I gave read/execute permissions to the gdm user for the site-packages folder.
I set SELinux to Permissive in /etc/selinux/config. Without this, SELinux blocked the camera access every time I tried to log in.
Step 5: Camera Configuration
My camera ID kept changing numbers (e.g., swapping between /dev/video2 and /dev/video4) every time the laptop woke from sleep. To fix this, I grabbed the persistent ID and put it in the config (sudo howdy config):
device_path = /dev/video2
use_cnn = false
Note: I kept use_cnn disabled. Without NVIDIA CUDA support, the CNN model makes the login process take 3-5 seconds. The default model is instant.
Step 6: Enable Authentication (PAM)
To actually unlock sessions with Howdy, I had to register the PAM module for both sudo and the login screen.
Add the line below to the very top of /etc/pam.d/sudo:
auth sufficient /lib64/security/pam_howdy.so
Then repeat the same addition at the top of /etc/pam.d/gdm-password so GDM prompts for facial recognition on the lock and login screens.

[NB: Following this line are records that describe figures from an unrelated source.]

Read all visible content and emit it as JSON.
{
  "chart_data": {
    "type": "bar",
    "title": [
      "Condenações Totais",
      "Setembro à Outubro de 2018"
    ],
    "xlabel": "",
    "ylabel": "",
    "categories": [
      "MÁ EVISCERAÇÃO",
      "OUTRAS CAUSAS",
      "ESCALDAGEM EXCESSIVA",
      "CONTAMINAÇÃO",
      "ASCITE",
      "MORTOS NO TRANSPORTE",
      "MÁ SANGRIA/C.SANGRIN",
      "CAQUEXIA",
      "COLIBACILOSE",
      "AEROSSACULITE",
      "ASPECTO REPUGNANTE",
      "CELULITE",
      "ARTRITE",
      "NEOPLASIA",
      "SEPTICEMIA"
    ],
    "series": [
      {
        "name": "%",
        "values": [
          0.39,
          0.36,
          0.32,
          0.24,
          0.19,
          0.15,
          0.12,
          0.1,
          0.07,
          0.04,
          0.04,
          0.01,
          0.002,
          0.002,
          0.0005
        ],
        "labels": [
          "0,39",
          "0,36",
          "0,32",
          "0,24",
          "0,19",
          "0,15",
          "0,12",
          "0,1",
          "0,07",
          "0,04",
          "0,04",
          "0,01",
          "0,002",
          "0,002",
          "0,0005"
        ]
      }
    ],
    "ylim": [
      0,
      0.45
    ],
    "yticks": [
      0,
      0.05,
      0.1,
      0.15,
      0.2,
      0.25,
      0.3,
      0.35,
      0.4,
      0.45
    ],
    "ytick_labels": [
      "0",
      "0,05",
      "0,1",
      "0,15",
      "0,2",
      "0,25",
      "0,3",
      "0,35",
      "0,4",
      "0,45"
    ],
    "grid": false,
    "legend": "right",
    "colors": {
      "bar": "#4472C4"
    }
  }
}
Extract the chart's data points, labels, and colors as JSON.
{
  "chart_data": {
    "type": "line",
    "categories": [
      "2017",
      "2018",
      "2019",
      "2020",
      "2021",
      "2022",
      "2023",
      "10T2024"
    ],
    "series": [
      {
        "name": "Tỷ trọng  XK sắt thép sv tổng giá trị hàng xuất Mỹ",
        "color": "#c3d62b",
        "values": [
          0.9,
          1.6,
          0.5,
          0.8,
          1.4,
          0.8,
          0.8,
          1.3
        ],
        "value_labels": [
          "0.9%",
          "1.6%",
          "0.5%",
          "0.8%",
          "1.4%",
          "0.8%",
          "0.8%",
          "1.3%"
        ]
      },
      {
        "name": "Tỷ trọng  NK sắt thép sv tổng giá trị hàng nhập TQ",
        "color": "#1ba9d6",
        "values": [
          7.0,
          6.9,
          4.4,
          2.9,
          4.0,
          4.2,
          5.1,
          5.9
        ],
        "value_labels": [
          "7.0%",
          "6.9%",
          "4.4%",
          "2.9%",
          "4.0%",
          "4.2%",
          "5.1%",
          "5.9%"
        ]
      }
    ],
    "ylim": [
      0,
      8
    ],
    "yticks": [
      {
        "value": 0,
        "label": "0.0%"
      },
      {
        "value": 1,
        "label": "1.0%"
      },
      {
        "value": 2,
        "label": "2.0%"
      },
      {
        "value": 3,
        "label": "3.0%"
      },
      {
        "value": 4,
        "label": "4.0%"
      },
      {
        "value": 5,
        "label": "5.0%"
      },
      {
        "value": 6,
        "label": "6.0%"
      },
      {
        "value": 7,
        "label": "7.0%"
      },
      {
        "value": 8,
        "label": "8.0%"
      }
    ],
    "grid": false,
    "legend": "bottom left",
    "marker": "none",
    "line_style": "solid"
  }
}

2. Fixing Wi-Fi Crashes After Sleep
The Problem
Every time the laptop woke from sleep, the Wi-Fi adapter (iwlwifi) would vanish. The logs showed 0xffffffff errors, which basically means the hardware disconnected from the motherboard and couldn't reset itself.
The Solution
I found the solution in a Reddit thread. Instead of messing with battery settings or kernel flags, the cleanest fix is a systemd service that unloads the Wi-Fi drivers before the laptop sleeps and reloads them after it wakes up. This prevents the crash from ever happening.
Create the file /etc/systemd/system/wifi-sleep-fix.service:
[Unit]
Description=Reload WiFi drivers around sleep
Before=sleep.target
StopWhenUnneeded=yes
[Service]
Type=oneshot
RemainAfterExit=yes
# Unload drivers before sleep
ExecStart=/usr/sbin/modprobe -r iwlmld iwlmvm iwlwifi
# Reload drivers on resume
ExecStop=/usr/sbin/modprobe -a iwlmld iwlmvm iwlwifi
[Install]
WantedBy=sleep.target
Enable it with:
sudo systemctl enable wifi-sleep-fix.service
3. Stopping Bluetooth Auto-Start
The Problem
Bluetooth kept turning itself on every time I restarted the computer, which just wastes battery. I initially thought this was related to TLP (power management), but it turned out to be the default behavior of the Bluetooth service itself.
The Solution
I edited the Bluetooth configuration file directly.
Open the config:
sudo nano /etc/bluetooth/main.conf
Find the [Policy] section and change AutoEnable to false:
[Policy]
AutoEnable=false
Now, Bluetooth stays off until I actually need it.